Today, Central Australia is home to the world’s largest herd of wild camels. This population is a legacy of the challenges of transporting goods across Australia’s arid inland during the nineteenth and early-twentieth centuries. In 1860, three cameleers and approximately twenty camels sailed from Karachi to Melbourne to accompany the Burke and Wills expedition. Between 1870 – 1920, entrepreneurs, realising that camels could cope with conditions inhospitable to horses and bullocks, imported approximately 20,000 camels, accompanied by 2000 – 4000 cameleers. These camels were swiftly put to work and, from the 1870s to the 1940s, camel trains carried goods between towns, homesteads, mining camps, and railheads.

Camel team leaving Mount Garnet


While the cameleers were widely referred to as ‘Afghans’ or ‘Ghans’, the majority were from what is now India and Pakistan, with a smaller subset being from Afghanistan, Syria, Iraq, Iran, Turkey, or Egypt. A subset of cameleers became successful businessmen. In 1905, Abdul Wade, the founder of Australia’s largest camel operation the Bourke Carrying Company, possessed 600 – 700 camels and was sometimes referred to as ‘the Afghan King’ or ‘Prince of the Afghans’. Wade was active in Queensland, being employed to transport coke to and ore from the mine and smelter site at Mount Garnett and from OK to Mungana.


Mount Garnet, Reverberatory building with two stacks and camel team (one of three at 70 each) arriving from Lappa

Cameleers were not encouraged to stay permanently. They were generally employed on three-year contracts and, until the 1920s, were not permitted to bring their wives or children to Australia. Widespread racism presented an additional obstacle, with members of the European population expressing concern that cameleers would serve as a source of cheap labour, spread Islam, and marry European women. Cameleers generally lived separately to the bulk of the population, with cameleers’ camps composed of huts and small houses (often referred to as ‘Ghantowns’) being established on the outskirts of towns and ports. Cloncurry, which was site of Queensland’s largest Ghantown, was home to 200 cameleers and 2000 camels.

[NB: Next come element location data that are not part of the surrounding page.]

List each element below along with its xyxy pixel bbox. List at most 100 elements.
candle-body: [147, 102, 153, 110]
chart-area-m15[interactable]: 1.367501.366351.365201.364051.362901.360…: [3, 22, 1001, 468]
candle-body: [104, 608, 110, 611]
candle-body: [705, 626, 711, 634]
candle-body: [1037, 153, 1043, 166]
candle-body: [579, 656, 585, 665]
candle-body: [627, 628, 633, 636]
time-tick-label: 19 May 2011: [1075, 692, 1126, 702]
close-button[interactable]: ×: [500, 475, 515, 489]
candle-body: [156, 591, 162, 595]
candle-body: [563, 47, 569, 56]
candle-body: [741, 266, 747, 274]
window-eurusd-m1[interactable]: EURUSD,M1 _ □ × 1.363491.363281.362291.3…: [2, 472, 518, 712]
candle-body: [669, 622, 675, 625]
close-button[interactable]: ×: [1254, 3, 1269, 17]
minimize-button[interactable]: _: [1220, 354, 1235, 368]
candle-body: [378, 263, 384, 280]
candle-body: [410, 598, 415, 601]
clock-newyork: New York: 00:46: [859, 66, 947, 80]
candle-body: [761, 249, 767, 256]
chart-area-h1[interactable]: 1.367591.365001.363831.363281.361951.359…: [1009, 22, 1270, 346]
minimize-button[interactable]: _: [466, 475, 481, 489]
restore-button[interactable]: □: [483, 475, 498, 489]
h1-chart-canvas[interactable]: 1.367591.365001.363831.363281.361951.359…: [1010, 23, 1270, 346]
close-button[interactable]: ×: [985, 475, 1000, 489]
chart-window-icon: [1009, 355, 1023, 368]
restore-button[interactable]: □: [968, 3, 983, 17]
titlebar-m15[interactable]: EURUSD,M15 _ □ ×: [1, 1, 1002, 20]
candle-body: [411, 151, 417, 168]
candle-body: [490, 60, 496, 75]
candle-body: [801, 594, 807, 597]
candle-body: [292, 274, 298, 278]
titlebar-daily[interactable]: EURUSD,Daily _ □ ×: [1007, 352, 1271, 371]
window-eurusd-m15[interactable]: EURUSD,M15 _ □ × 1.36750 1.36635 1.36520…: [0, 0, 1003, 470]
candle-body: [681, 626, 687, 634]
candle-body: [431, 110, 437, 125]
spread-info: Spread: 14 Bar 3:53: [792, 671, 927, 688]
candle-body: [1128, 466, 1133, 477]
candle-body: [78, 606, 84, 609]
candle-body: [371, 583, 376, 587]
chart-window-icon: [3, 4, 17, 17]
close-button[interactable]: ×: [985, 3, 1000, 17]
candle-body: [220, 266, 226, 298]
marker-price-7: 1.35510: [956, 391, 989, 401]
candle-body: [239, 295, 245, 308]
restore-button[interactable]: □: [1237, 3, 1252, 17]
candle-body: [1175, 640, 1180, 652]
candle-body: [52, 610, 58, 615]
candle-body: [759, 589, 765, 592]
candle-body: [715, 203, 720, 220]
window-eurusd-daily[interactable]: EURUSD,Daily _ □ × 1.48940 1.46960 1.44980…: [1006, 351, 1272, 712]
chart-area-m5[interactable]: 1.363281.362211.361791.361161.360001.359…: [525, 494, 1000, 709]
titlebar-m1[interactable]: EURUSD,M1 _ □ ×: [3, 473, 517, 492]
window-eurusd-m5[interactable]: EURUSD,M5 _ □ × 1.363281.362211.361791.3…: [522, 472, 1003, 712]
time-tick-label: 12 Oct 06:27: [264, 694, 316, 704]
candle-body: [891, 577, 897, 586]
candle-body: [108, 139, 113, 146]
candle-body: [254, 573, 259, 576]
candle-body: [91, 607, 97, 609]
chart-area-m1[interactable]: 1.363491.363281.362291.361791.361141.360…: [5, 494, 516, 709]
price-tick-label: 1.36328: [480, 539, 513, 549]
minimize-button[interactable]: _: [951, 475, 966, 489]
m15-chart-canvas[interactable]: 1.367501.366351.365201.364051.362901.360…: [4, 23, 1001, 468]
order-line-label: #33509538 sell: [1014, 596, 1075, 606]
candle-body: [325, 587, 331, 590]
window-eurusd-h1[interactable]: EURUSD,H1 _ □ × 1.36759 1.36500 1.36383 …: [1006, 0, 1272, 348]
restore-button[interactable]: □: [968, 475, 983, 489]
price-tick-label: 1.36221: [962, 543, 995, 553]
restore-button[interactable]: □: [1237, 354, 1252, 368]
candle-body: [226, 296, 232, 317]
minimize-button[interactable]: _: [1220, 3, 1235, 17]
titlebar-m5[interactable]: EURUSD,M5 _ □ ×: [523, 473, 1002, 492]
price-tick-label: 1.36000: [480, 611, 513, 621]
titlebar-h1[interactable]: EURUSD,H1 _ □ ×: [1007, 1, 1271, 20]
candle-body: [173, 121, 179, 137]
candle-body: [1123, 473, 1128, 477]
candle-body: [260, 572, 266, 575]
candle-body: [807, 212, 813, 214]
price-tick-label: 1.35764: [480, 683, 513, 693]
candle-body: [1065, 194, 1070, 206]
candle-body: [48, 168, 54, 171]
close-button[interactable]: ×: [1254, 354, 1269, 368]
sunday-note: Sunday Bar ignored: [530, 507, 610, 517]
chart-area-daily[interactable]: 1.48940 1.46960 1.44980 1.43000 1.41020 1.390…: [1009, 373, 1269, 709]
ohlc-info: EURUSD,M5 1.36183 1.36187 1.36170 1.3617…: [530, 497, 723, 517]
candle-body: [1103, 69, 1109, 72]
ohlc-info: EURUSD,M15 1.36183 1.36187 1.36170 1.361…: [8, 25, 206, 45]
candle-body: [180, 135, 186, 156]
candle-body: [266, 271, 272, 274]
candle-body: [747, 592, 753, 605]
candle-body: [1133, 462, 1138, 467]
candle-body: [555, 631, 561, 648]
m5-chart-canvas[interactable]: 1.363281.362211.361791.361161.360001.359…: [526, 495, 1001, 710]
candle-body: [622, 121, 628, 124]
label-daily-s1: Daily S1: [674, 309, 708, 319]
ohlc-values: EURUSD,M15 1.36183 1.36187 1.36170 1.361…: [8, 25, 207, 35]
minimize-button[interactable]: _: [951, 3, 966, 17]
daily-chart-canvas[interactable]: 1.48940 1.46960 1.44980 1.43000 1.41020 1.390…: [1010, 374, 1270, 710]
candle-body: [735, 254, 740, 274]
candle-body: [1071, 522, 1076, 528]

Camel team with Mount Garnet smelters in background


While many cameleers returned to their countries of origin, some stayed for longer periods, often marrying and/or fathering children with local women. During the early-twentieth century, permanent settlement became increasingly difficult. From 1901, the White Australia Policy effectively barred the entry of Asian immigrants and made it harder for residents of Asian origin to leave and re-enter the country. The Roads Act 1902 introduced a camel tax, which restricted the ability of cameleers to travel and trade interstate. Finally, The Naturalisation Act 1903 prevented residents of Asian, African, or Pacific Islander origin from obtaining citizenship. While this increasingly hostile environment prompted many ‘Afghan’ cameleers to leave Australia, it was technology and infrastructure which put an end to the camel trains. By the 1940s, they had been rendered obsolete by an increasingly extensive and interconnected rail and road network.



  1. Sarah Bell. “Australia, Home to the World’s Largest Camel Herd.” BBC News. 19th May 2013.
  2. Converge Heritage + Community. Mount Garnet Processing Facility Tailings Storage Facility 2 Project: Non-Indigenous Cultural Heritage Assessment Consolidated Tin Mines Ltd (Cairns: Converge Heritage + Community, 2015).
  3. Hanifa Deen. “Excavating the Past: Australian Muslims.” The La Trobe Journal 89 (2012): 63 – 80.
  4. Aron Lewin. “Special Report: The King of the Cameleers: The Rebellious Patriotism of Abdul Wade.” Mojo News. 4th May 2015.
  5. Ewen McPhee. “Cloncurry Afghan Cameleers.” Queensland Museum & Community Collections. 7th November 2012.
  6. Margaret Simpson. “Making a Nation: “Afghans” and their Camels for Australian Inland Transport.” Museum of Applied Arts & Sciences. 6th May 2015.
  7. Ben Stubbs. “Islam in the Outback.” Griffith Review 61 (2018).